Smoothing the data and the problem with on/off court analytics

In keeping with the subject of my last post, I’ve slapped together a partial fix before I start working on a much bigger change in this whole endeavor. One way to deal with binning problems is just to smooth the data somehow. Here’s a picture of a histogram, for example, with both binned data and then a kernel density plot.

histogram

In this spirit, I decided to ditch the rigid regions I’ve used in other graphs altogether. Instead, to get a FG% for each box on the graph, I find all shots near that square until I’ve found 8% of the total data, and calculate a FG% using that shot. Basically there’s a larger circle around almost every square (not every square, because some have 8% of the data in them already) that’s used to determine FG%. Squares are only drawn at all if they reach a certain threshhold % of shot volume so for the most part these circles are not large, and they only draw on shots of the same type, so a 2-pt square does not look at any 3-pt shots.
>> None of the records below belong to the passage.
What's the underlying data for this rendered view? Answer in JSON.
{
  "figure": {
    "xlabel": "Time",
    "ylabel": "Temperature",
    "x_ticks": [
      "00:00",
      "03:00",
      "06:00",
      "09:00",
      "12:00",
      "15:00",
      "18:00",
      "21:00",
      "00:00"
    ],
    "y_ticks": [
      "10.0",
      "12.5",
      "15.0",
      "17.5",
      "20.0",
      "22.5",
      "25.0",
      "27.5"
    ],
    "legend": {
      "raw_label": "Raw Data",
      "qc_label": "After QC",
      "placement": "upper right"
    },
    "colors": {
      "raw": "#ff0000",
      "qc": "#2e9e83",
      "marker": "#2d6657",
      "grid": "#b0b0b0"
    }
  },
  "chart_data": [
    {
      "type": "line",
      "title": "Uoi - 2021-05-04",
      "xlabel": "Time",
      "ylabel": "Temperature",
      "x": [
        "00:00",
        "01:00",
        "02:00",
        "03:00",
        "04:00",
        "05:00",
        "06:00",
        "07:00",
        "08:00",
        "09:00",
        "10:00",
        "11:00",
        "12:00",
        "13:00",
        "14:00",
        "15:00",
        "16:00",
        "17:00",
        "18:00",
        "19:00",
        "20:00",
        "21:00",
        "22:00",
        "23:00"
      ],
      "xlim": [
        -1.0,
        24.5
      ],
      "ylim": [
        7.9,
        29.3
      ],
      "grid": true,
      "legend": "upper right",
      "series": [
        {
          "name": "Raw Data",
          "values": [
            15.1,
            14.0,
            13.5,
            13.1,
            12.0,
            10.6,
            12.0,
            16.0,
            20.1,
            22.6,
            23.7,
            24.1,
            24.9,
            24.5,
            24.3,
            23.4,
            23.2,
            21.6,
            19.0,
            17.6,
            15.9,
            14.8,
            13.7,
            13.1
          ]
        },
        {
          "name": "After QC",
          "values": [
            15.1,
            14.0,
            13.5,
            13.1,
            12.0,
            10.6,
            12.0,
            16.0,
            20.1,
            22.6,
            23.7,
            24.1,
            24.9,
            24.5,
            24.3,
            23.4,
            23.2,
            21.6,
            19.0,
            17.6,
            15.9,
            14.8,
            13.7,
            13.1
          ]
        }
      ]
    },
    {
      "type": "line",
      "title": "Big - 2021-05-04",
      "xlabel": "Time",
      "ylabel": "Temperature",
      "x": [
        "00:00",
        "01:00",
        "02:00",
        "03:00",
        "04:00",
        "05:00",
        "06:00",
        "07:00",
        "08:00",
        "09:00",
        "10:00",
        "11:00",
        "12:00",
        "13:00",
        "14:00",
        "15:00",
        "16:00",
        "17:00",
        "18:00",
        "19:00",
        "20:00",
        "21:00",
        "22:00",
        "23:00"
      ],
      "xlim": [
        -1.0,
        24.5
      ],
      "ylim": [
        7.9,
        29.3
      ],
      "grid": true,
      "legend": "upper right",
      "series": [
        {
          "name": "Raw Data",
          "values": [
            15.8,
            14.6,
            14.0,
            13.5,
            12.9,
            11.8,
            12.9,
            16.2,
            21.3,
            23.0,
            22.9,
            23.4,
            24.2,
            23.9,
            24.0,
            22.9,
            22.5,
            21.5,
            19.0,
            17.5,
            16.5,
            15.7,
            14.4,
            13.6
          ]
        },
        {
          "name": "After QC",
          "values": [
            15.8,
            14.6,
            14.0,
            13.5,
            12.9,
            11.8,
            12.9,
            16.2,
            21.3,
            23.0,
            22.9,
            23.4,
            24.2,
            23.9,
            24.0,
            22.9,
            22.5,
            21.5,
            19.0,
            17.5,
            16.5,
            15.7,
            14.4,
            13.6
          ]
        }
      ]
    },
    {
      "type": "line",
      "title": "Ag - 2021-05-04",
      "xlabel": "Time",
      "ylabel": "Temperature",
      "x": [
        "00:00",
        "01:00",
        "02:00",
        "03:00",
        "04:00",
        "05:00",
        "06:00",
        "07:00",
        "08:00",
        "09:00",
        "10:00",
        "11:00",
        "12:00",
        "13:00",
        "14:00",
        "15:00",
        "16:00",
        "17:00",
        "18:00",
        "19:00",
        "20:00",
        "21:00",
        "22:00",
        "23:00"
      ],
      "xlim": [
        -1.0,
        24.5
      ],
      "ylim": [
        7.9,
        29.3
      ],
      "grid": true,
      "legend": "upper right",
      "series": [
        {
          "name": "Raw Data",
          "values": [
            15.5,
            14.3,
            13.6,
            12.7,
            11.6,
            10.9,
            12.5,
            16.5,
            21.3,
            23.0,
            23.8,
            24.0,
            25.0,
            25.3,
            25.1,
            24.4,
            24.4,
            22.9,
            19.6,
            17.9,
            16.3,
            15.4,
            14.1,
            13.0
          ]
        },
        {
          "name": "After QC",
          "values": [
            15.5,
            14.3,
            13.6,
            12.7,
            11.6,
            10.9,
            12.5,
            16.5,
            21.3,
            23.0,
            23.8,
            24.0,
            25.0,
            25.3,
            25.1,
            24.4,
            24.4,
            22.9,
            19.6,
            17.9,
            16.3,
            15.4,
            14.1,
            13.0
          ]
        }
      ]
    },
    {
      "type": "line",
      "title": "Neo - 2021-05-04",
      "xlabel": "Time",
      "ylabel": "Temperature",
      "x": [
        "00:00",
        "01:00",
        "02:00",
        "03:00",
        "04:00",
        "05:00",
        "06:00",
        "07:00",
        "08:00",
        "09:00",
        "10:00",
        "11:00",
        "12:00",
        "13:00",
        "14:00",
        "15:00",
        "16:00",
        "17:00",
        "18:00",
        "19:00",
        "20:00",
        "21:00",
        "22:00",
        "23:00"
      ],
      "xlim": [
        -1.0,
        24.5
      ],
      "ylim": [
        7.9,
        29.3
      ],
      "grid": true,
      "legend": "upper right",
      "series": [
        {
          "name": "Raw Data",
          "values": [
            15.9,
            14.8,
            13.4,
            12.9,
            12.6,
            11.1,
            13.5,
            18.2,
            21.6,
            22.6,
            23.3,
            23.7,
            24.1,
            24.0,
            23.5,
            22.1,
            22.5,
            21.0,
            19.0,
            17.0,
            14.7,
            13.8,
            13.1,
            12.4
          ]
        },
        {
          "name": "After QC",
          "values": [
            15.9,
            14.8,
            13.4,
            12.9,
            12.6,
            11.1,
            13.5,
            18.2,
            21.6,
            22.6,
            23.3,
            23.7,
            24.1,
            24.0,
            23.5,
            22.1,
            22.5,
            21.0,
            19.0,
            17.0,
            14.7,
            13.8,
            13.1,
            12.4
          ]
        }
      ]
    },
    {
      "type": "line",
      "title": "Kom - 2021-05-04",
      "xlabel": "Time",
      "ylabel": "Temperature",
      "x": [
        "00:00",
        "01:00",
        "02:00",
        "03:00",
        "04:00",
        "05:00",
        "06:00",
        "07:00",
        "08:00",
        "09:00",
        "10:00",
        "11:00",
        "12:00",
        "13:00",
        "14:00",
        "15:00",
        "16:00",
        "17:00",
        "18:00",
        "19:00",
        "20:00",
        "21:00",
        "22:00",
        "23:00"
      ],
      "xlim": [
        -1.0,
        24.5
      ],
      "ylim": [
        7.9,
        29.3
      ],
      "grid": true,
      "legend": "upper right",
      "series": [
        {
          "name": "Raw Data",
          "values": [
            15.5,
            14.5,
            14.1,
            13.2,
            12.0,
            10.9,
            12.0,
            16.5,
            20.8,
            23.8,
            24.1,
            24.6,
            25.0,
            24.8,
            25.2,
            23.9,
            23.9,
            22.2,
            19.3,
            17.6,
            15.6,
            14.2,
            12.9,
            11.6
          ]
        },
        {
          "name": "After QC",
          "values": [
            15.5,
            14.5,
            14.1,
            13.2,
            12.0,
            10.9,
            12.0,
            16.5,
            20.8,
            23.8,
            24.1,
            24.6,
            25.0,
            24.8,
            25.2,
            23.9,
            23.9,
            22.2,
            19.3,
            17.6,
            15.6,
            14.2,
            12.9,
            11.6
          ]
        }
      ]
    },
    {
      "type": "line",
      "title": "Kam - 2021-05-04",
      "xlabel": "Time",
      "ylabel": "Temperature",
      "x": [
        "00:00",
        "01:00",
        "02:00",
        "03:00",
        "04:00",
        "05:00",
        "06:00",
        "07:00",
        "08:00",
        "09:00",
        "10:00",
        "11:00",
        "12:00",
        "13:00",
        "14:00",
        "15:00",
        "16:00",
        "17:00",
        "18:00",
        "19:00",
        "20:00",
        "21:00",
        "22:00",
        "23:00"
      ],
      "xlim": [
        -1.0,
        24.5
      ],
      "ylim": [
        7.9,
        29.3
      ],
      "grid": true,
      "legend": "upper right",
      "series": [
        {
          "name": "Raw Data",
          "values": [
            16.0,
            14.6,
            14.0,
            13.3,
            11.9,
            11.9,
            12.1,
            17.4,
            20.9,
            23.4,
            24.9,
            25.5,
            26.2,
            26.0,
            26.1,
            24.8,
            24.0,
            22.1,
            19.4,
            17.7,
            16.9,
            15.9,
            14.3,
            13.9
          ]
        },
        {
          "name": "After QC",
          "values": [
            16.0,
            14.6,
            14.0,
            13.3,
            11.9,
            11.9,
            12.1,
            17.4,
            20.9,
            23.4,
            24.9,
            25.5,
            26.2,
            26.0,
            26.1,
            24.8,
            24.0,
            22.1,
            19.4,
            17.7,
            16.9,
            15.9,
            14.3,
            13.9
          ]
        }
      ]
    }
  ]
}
Here’s those graphs for Marc Gasol, which I want to use to illustrate another point:

Opposing FG%, Marc Gasol on court

Opposing FG%, Marc Gasol off court

First, you can see that there are more subtle color gradations within regions now. This effect is most noticeable at the borders of my previous regions. Formerly, shots on these borders were fairly distant from the shots they were being grouped with to determine FG%. Now, every square is the center of the shots being used to color it.

So why Marc Gasol? I wanted to demonstrate something really obvious, which is that on/off court metrics have problems. You can see that the graphs suggest that when Gasol is in the game, the Grizzlies’ 3-pt defense declines dramatically. Is that Gasol’s fault? There are certainly ways this could happen, but you may also know that Gasol was out for the beginning of the season, and his return coincides almost perfectly with Tony Allen getting injured. The two of them have spent very little time together on the floor and it just so happens that Tony Allen is an excellent perimeter defender. So the graphs are very misleading on this point!

How do you ‘fix’ this? This is a known issue with +/- statistics, which have been in use for some time. The solution that has been adopted to create the adjusted +/- stat involves using a regression formula to try to control for the offensive and defensive players that share the court with a player. I’ll be working on something similar next, which will let me consolidate two graphs into one and show you how a player impacts opposing FG% in different areas of the court holding the quality of other players on the court equal.